The Blackhawks' Dustin Byfuglien crashes into Canucks goalie Roberto Luongo during the second period of Game 2 on Saturday.
Associated Press file
Blackhawks vs. Vancouver Canucks at the United Center, 7 p.m.
TV: Comcast SportsNet
Radio: WGN 720-AM
At a glance: With the Western Conference semifinal series tied at 1-1, it's the Hawks who have wrestled home-ice advantage away from the Canucks. Take away Vancouver's 4 power-play goals and the Hawks have outscored the Canucks 6-3 at even strength with a short-handed goal. The Hawks are 3-0 at the United Center in the playoffs.
Next: Game 4 vs. the Canucks, 7 p.m. Thursday.
This is the Dustin Byfuglien the Blackhawks and their fans have been waiting all year to see - a 6-foot-3, 247-pound runaway train-type winger causing havoc for the opposition.
After a mostly inconsistent regular season, Byfuglien has been a difference maker so far in the playoffs, first in the Calgary series and now against Vancouver in the deadlocked Western Conference semifinals that comes to the United Center tonight for Game 3.
Byfuglien was a pain in the neck for Canucks goalie Roberto Luongo in Game 2 and doesn't plan to stop.
"Someone's got to play that role and as a big guy I feel like I had to step in and play physical and get some bodies and traffic in front of Luongo," Byfuglien said Monday.
"The team just needed someone to be a physical force all the time. There were a couple talks and I figured I might as well try it and it's gone all right so far."
Byfuglien drew some laughs when asked by a reporter covering the Canucks when it was he decided to step up his physical game.
"I don't know, last week," he said.
Those who laughed obviously didn't realize the honesty of the answer.
"I don't know if I didn't do it consistently (during the regular season)," Byfuglien said. "I probably just wasn't getting as many chances in a game."
If this is a feud that has developed between Byfuglien and Luongo, that's cool, said Byfuglien.
They have spent two games jawing with each other, most of it innocent stuff. Luongo even gave Byfuglien a pat on the rear end with his stick after he said Byfuglien referred to him as "kid" in Game 1.
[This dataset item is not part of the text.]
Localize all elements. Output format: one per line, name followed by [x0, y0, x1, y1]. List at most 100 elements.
"Kid, son, I don't know," Byfuglien said. "He's doing what he has to do. It just makes everything more fun. Someone had to do it and I thought I'd just get in front of him and start talking.
"I tried saying a few things (to Flames goalie Miikka) Kiprusoff, but he just kind of stayed back in his net and kind of stared at me like, 'What are you talking about?' At least Luongo, he'll talk back and have fun with it."
Luongo wasn't having fun with it in Game 2 when he claimed Byfuglien fell on his outstretched arm on purpose and tried to break it.
"I don't think I put him in an arm bar, but if that's the way he calls it, that's the way he calls it," Byfuglien said. "I'm not going to go out there and try to throw any wrestling moves on anybody."
Luongo didn't want to discuss Byfuglien at any great length after practice Monday.
"He's a big guy and he likes to screen me, but that's great," Luongo said. "That's part of the challenge and it's challenges like that I like to embrace. It kind of brings more to the playoff atmosphere and makes it exciting.
"I haven't done much talking at all, just more looking. But he likes it and I don't mind it at all. It gets me going and more focused."
There's no doubt there has been much prodding from Joel Quenneville for Byfuglien to be more of a physical factor, and the Hawks coach likes what he has seen.
"I thought he really had a nice trend at the end of the year," Quenneville said. "I think the last 10 games he was way more involved; he was more dangerous with the puck, he was more physical and was a presence. I think he has progressed in the playoffs and been a big factor.
"The thing about Buff is you've got to respect him not only for his size, but he's got a great shot and has some nice hands as well and has been going to the right areas. He really helps our overall team game. They know when he's out there."